Parallèlement, le droit européen, de la compétence du gouvernement et la valeur
supérieure des actes communautaire par rapport à la loi, marginalise le
Parlement.
Que faire du Palais du Luxembourg…
Renforcée dans ses
pouvoirs par la Constitution de la Ve République, l'institution a
souvent été critiquée. De l'extrême droite à la gauche, nombreuses sont les
personnalités politiques qui ont réclamé une réforme de la Chambre haute, voire
sa disparition.
Une
"anomalie parmi les démocraties"
L'idée n'a rien de
nouveau. En 1998 déjà, Lionel Jospin, alors Premier ministre de cohabitation
confronté à un Sénat à droite, avait jugé que l'institution était une
"anomalie parmi les démocraties", précisant ensuite qu'il était
"absolument nécessaire de réformer le Sénat".
Le député socialiste
des Hauts-de-Seine Alexis Bachelay membre du courant Cohérence socialiste, ne
verrait pas d'un mauvais œil la suppression du Sénat, comme il le suggérait
déjà en janvier 2014 sur France Inter : "Je suis très déçu en tant que
député de constater qu'il n'y a pas de vrai débat ni d'enrichissement des
textes entre le Sénat et l'Assemblée. (...) On ne comprend pas à quoi sert la
chambre haute, notamment par rapport à son mode d'élection et de
représentation. Elle est censée représenter la France rurale du XXe siècle, et
la France a bien changé. D'autre part, le mode d'élection indirect, à savoir un
collège d'élus essentiellement, ne permet sur le plan démocratique de
représenter de manière satisfaisante ni la diversité politique ni la diversité
des territoires". À défaut de suppression, le collectif suggère au moins
de réformer la chambre haute, cette "assemblée de notables",
notamment en faisant élire ses membres au scrutin direct et proportionnel et
non par de grands électeurs comme c'est le cas actuellement.
Mais la gauche n'est
pas la seule à s'en prendre aux sénateurs.
Lors d'une interview en
janvier 2014, à la question : « Faut-il
supprimer le Sénat ? », la présidente du Front national,
Marine Le Pen, a répondu : « Oui.
Je pense que dans des temps extrêmement difficiles, où il y a une inflation
d'élus, je ne vois pas plus bien à quoi sert aujourd'hui le Sénat ».

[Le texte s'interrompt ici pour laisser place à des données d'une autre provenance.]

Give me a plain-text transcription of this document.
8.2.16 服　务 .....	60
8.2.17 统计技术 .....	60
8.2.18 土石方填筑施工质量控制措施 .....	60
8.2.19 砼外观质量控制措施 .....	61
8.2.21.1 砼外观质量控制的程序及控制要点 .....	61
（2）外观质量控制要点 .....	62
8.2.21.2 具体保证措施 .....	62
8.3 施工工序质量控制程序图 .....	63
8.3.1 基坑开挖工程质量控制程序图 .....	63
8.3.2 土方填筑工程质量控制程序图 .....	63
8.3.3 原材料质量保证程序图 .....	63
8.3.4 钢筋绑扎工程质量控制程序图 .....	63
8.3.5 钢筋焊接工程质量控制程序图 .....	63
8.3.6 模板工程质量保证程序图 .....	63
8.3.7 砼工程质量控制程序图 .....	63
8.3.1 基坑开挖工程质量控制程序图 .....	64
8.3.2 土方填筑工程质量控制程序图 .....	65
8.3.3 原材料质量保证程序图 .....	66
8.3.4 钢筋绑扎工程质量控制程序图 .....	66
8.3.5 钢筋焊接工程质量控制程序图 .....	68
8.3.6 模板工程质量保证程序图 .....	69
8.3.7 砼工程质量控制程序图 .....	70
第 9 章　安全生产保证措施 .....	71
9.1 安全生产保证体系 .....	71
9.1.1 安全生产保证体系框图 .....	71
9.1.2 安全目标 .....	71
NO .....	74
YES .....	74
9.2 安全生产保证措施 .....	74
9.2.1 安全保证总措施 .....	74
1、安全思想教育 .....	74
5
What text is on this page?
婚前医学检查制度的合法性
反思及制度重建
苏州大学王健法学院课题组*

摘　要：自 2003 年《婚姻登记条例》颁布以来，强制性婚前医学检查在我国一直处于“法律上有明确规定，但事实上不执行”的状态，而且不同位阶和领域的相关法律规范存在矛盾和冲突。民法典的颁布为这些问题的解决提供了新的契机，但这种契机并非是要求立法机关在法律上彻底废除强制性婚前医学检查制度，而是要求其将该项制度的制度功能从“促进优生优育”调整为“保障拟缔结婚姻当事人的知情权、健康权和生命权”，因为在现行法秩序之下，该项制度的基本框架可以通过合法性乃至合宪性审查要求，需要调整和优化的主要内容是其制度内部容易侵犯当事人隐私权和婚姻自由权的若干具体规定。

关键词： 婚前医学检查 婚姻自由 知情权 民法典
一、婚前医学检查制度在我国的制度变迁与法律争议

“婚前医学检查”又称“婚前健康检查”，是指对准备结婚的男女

« Il y a des pays qui ont opéré la suppression de leur deuxième chambre,
par exemple la Suède. Ces pays considéraient que cette double chambre n'était
pas un plus sur le plan démocratique, mais un moins », avait poursuivi la
présidente du Front national.
"Chambre d'enregistrement"
Une perspective qui
semble même séduire le centre. "Par une réforme constitutionnelle, on
diminue le nombre de députés à l'Assemblée nationale, on supprime le Sénat et
le Conseil économique, social et environnemental, pour créer une assemblée des
territoires, sur le modèle du Bundesrat allemand", proposait en janvier
dans les colonnes de L'Opinion
Jean-Christophe Fromantin.
Daniel Cohn-Bendit
lui-même, se plaçant dans la lignée du général de Gaulle (sans rire), prône une
réforme de la chambre haute. "Je suis gaulliste parce que le premier qui a
tapé sur le Sénat, quand même, c'est de Gaulle. Et en 1969, il a été viré parce
que les Français ont dit non, mais la proposition de réforme qu'il avait du
Sénat allait dans la bonne direction", a déclaré vendredi sur Europe 1
l'ancien eurodéputé écologiste. Il souhaite faire de la Haute Assemblée une
"chambre des régions" et la "chambre de l'Europe".
Certains vont même plus
loin, à l'image de la sénatrice Catherine Procaccia qui, sans doute exaspérée
par les critiques visant la chambre haute, a suggéré pour sa part de
"supprimer l'Assemblée nationale". "Le Palais-Bourbon n'est
qu'une chambre d'enregistrement des décisions du président de la République et
du Premier ministre", argue-t-elle sur Twitter, en réponse à ceux qui ne
voient dans le Sénat qu'une "chambre d'enregistrement" des textes
votés par les députés.
Les pistes de réforme
La sénatrice socialiste
Laurence Rossignol a proposé de supprimer les votes à bulletin secret, pour
obliger les parlementaires à rendre compte de leur vote devant les citoyens.
Elle a été suivie par le président PS du Sénat, Jean-Pierre Bel, qui proposera,
a-t-il affirmé, « de revenir sur cette pratique et le
retour à la règle de droit commun, qui est le vote à main levée ».
Outre la transparence,
le mode d'élection et le profil des sénateurs sont fréquemment remis en cause.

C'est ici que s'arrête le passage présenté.